Other children might get instruction and keep struggling. For children who are learning at a slower rate, ideally schools will offer focused reading instruction with one-on-one or small-group support.

If a child is struggling, parents should ask whether the school offers focused support, and also ask the child’s teacher if there are skills the parent and child can practice together at home, or if the child would benefit from additional professional tutoring.

Unfortunately, children who are struggling don’t always receive timely assessments of their reading skills. To help solve that problem, my Stanford lab is working to develop the Rapid Online Assessment of Reading, a research project in which we’re creating fun, game-like online tools that are rigorously tested and provide normative measures for reading skills.

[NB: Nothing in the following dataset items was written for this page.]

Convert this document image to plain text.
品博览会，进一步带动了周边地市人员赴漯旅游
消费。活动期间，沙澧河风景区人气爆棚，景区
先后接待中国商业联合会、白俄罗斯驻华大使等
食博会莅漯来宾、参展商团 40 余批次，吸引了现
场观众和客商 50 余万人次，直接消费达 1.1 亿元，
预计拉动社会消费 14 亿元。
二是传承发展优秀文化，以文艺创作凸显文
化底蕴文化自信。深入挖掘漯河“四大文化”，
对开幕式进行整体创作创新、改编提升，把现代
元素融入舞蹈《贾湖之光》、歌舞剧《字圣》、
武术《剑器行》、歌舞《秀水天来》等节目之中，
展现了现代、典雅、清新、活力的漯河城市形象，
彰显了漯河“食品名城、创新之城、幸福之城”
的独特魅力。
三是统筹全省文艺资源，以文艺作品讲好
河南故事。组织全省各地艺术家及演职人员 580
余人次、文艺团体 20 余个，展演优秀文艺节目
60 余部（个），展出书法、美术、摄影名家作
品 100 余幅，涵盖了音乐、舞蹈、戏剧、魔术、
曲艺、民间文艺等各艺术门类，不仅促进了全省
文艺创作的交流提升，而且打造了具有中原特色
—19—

We are planning for schools to be able to use the tests, and are also working on a free platform for parents. In the next few months, parents will be able to register their child for an account at our website,, and have their child take assessments to quickly get a sense of their phonological awareness, word recognition, and sentence reading skills. Rather than waiting three to six months to get an appointment for a formal evaluation with an educational psychologist, we aim to enable parents and schools to freely access these tools, which we are validating against gold-standard clinical assessments, so they can quickly decide how concerned to be about a student’s reading progress.

Q. Your lab also studies dyslexia. What are your most exciting findings?

Yeatman: Children with dyslexia struggle to read despite receiving high-quality instruction. A constellation of factors confer risk for dyslexia, including poor phonological processing and awareness, and subtle differences in the ways the child’s visual system processes information. It’s multifactorial, not a single deficit, and these characteristics fall on a spectrum of severity.

My Stanford research team has been studying how intensive intervention programs for children with dyslexia re-sculpt brain development. The brains of young kids are really plastic, and we have shown that if you get them into a high-quality reading program, you can measure changes in the physical structure of their neural connections over a period of weeks and months with new quantitative magnetic resonance imaging brain scans.

This is good news for parents. If your child has received a dyslexia diagnosis, you shouldn’t assume it is something they are stuck with. Our research has shown that intensive reading intervention is highly effective in improving reading skills among children with dyslexia, and also in changing the structure of their brains.